Much of this week has been dedicated to intensive study. After two weeks in a work placement, I’ve had to pull my focus back to my University work. As I adore my degree course, this has prompted no hardship. But it has made me think.
One of my modules this year is Creative Visions. It looks at utopian and dystopian texts, as well as related issues in our world today. After going through the list of online resources that were made available, my mind was a whir. I’ve been forced to contemplate and reassess my view on many areas of life that were once a norm for me.
Like eating meat. I’ve been eating meat for as long as I have been able to. When I once asked my mother if I could become vegetarian, she refused, on the grounds that such a diet wouldn’t help me grow. I know which animals produce which meat, like we all do. But I’ve never been confronted with the sheer, unadulterated facts before. There were some truly horrendous sources about the meat industry. Some of them I couldn’t stand to watch the whole way through. After gathering knowledge, I am questioning the unsustainable meat industry for the first time. I am but one person, but this person will not be eating meat for the foreseeable future. I will not fund such irrational behaviour.

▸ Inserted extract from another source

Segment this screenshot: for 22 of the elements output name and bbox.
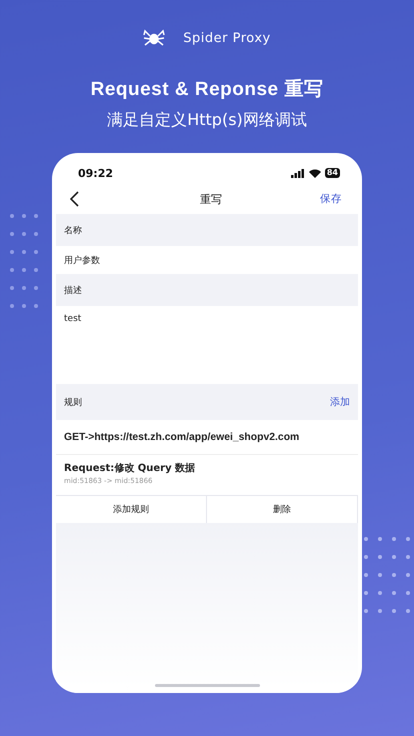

I already consider myself to be an environmentally friendly consumer, but this research has reinforced those values so much. To only purchase what I need. To cut down on waste. To constantly re-use and recycle. To use ethics as a guide when shopping, not greed.
Treading lightly on the earth has become my ultimate goal. It would be too easy to let anger overcome you, to lash out and rant about the unfairness of it all. But instead, my actions will become my words. I plan to focus on my own actions and strive to do everything I can to, at the very least, slow down the demise of the planet.